Einst eine Perspektive für ledige Frauen

Um die Geschichte und das Archiv der Diakonissen und „ihres“ Krankenhauses kümmert sich Schwester Hannelore Graf. Für die Gründung der ersten württembergischen Diakonissenanstalt habe es im Jahr 1854 zwei Gründe gegeben, erklärt Graf: Man wollte einerseits dem himmelschreienden Pflegenotstand in der sich explosionsartig entwickelnden Großstadt entgegentreten. Andererseits wollte man unverheirateten Frauen eine Perspektive bieten, indem man sie in die Gemeinschaft der Diakonissen aufnahm und zu Pflegekräften ausbildete, die Kranke fachgerecht versorgen konnten.

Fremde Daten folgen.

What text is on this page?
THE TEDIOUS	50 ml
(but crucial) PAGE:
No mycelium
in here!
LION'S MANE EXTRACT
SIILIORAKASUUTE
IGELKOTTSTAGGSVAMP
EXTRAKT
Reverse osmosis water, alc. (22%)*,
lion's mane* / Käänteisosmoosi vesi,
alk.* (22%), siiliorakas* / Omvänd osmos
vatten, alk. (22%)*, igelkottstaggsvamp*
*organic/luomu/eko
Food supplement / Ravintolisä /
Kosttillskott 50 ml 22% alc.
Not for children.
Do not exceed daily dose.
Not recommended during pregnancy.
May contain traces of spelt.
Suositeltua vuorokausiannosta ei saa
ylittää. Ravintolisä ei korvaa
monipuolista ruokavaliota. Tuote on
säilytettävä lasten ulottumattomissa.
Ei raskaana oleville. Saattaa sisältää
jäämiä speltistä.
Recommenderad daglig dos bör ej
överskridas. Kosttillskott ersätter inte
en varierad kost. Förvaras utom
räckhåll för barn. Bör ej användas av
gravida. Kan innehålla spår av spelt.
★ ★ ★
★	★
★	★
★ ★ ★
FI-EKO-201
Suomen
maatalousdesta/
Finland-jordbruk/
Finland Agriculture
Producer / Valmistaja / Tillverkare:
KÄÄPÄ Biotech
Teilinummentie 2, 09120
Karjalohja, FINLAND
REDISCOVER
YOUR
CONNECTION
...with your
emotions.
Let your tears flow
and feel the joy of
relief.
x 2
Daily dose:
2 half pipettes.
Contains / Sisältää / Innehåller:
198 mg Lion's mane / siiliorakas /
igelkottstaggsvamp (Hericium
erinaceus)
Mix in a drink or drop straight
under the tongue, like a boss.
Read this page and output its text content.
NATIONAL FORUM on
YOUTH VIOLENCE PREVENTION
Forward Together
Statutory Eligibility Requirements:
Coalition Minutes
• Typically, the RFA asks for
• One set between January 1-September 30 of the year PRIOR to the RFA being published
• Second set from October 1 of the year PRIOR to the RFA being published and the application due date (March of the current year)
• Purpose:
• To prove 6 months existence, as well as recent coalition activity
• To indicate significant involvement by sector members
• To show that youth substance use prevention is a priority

Der Bedarf an gut ausgebildeten Pflegekräften bestand in den kommenden Jahrzehnten fort, allerdings traten staatliche Ausbildungsorte hinzu – die Diakonissen verloren gewissermaßen ihre Monopolstellung. „Außerdem kamen ständig neue Vorschriften hinzu, die Ausbildung wurde immer komplexer“, sagt Schwester Hannelore. Zudem öffnete sich das Krankenhaus, erweiterte um die Chirurgie, wurde akademisches Lehrkrankenhaus, immer mehr externe Fachleute kamen ins Haus. Das Krankenhaus unterlag dem Wandel der Zeit und stand unter Modernisierungsdruck – und tut dies bis heute, da es mit den übrigen Krankenhäusern der Stadt um die Patienten konkurriert.

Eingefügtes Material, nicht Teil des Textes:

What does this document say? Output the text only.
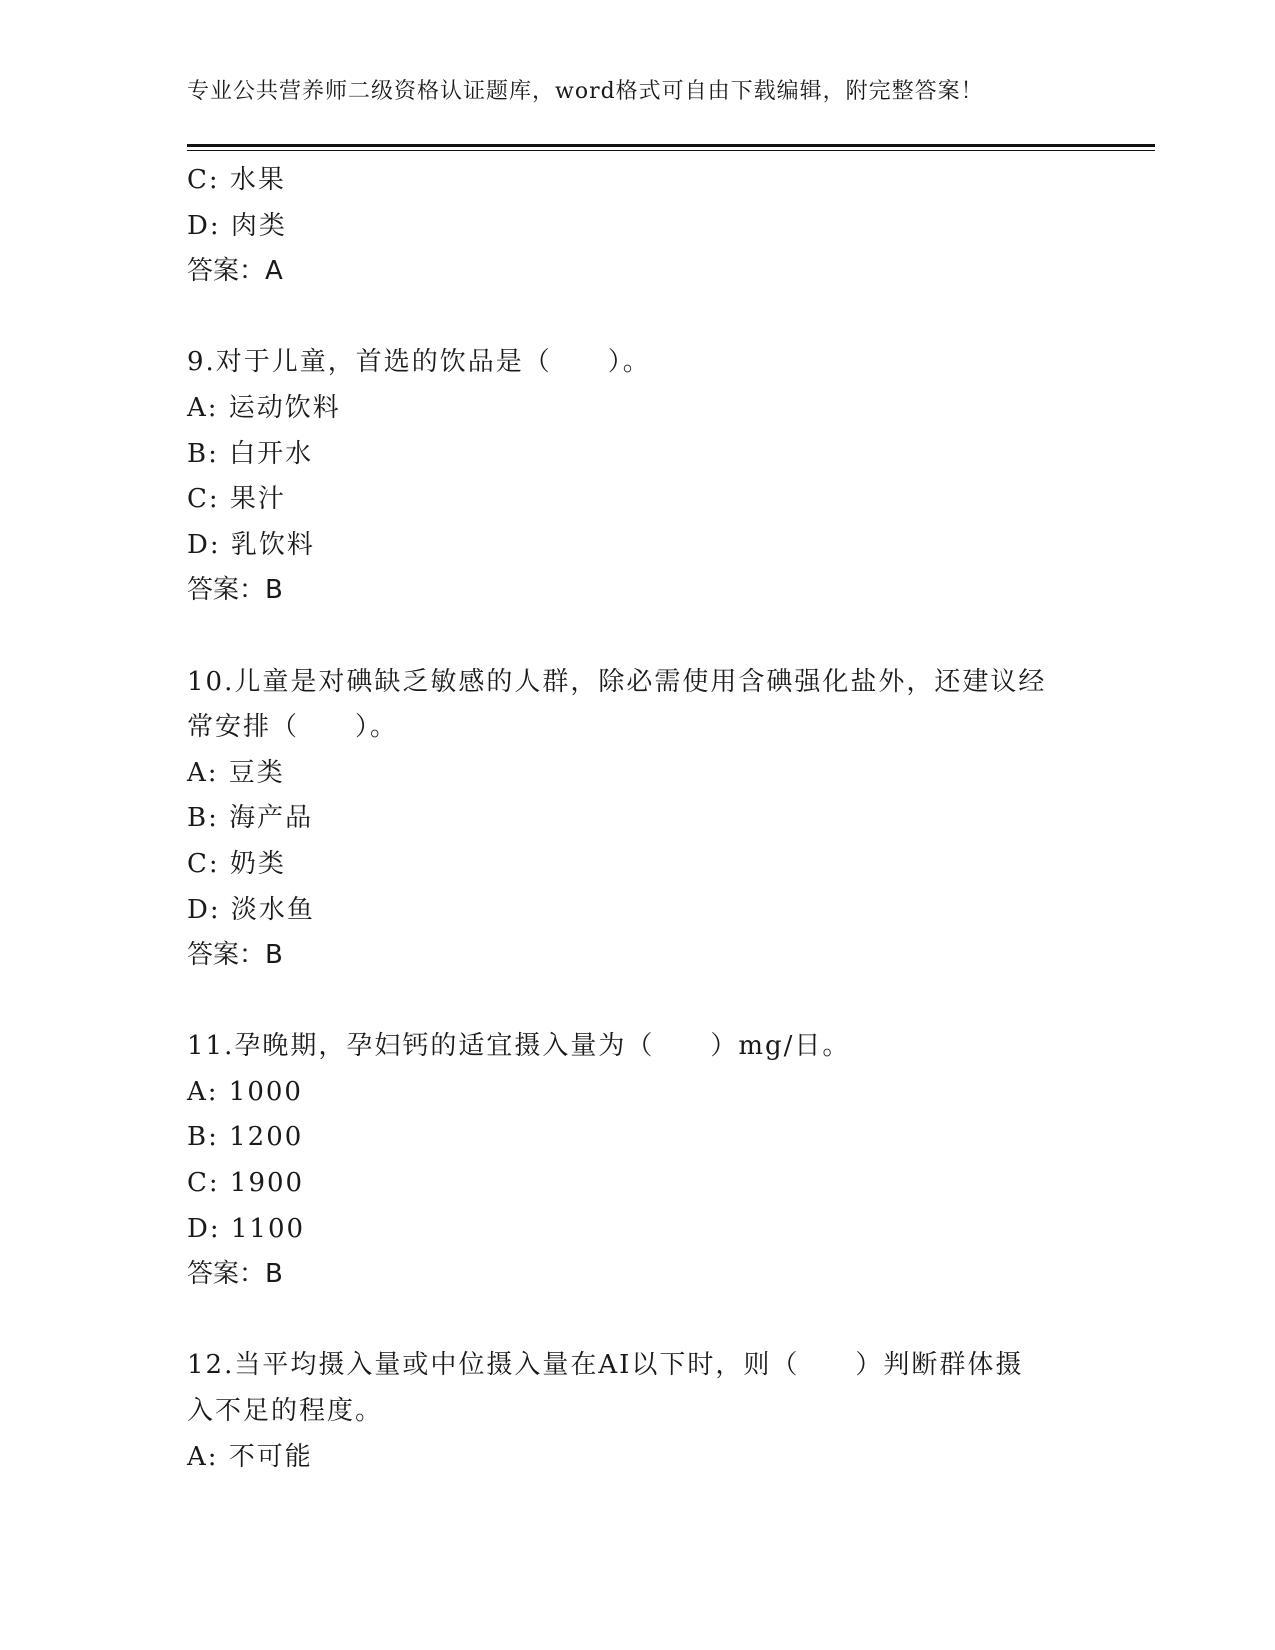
专业公共营养师二级资格认证题库，word格式可自由下载编辑，附完整答案！
C: 水果
D: 肉类
答案：A
9.对于儿童，首选的饮品是（　　）。
A: 运动饮料
B: 白开水
C: 果汁
D: 乳饮料
答案：B
10.儿童是对碘缺乏敏感的人群，除必需使用含碘强化盐外，还建议经
常安排（　　）。
A: 豆类
B: 海产品
C: 奶类
D: 淡水鱼
答案：B
11.孕晚期，孕妇钙的适宜摄入量为（　　）mg/日。
A: 1000
B: 1200
C: 1900
D: 1100
答案：B
12.当平均摄入量或中位摄入量在AI以下时，则（　　）判断群体摄
入不足的程度。
A: 不可能
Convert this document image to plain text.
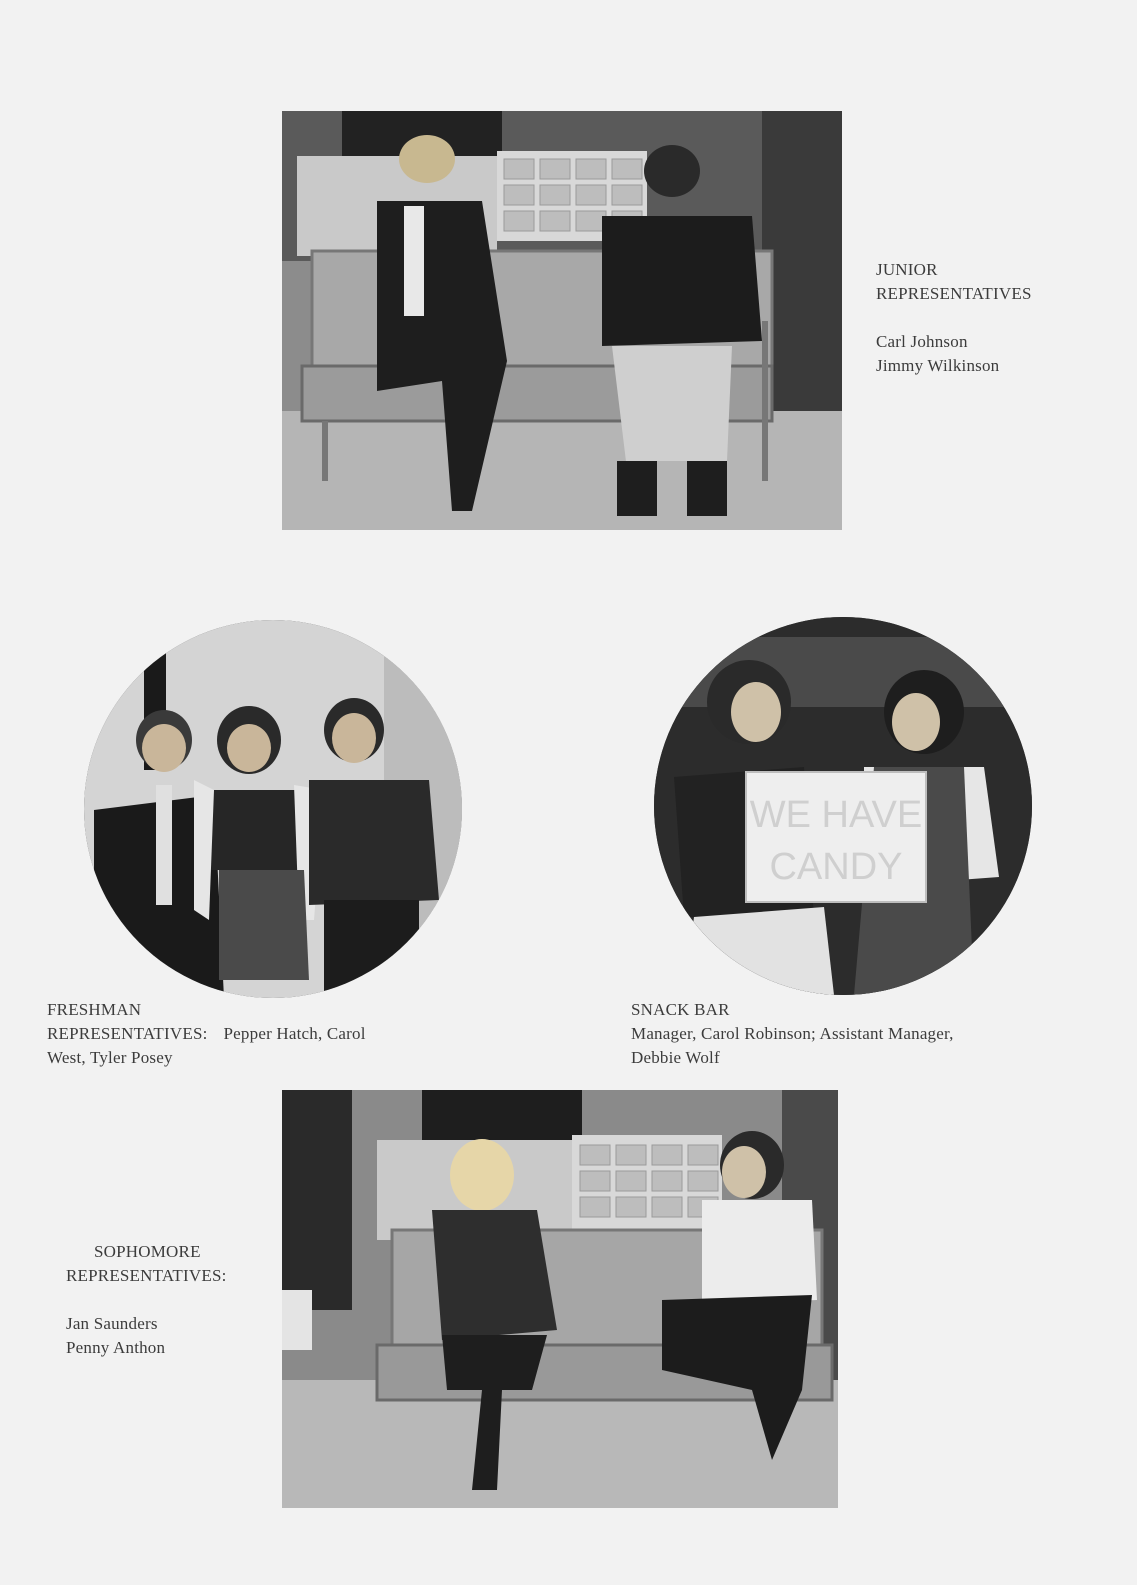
JUNIOR
REPRESENTATIVES
Carl Johnson
Jimmy Wilkinson
FRESHMAN
REPRESENTATIVES: Pepper Hatch, Carol
West, Tyler Posey
WE HAVE
CANDY
SNACK BAR
Manager, Carol Robinson; Assistant Manager,
Debbie Wolf
SOPHOMORE
REPRESENTATIVES:
Jan Saunders
Penny Anthon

Die aktuellen Baumaßnahmen sind in diesem Zusammenhang zu sehen. Das Diakonie-Klinikum erweitert in deren Zuge nicht bloß den Service, sondern auch sein medizinisches Spektrum. „Auf einer freien Dachfläche haben wir einen Modulbau errichtet, der Platz für zwei Herzkatheterlabore bietet“, ist in der Dezemberausgabe des Klinikmagazins „Insight“ zu lesen. Dies ermögliche eine umfassende kardiologische Versorgung. Auch die Chirurgie wachse und erhalte für die verschiedenen Disziplinen erweiterte Untersuchungs- und Behandlungsräume. Insgesamt würden die OP-Kapazitäten ausgebaut: „Die neuen Operationssäle gehen bis Ende 2017 in Betrieb und verkürzen die Wartezeiten auf Operationstermine“, heißt es in „Insight“. In diesem Jahr würde außerdem in der Medizinischen Klinik eine zentrale Einheit für die Chemotherapie geschaffen.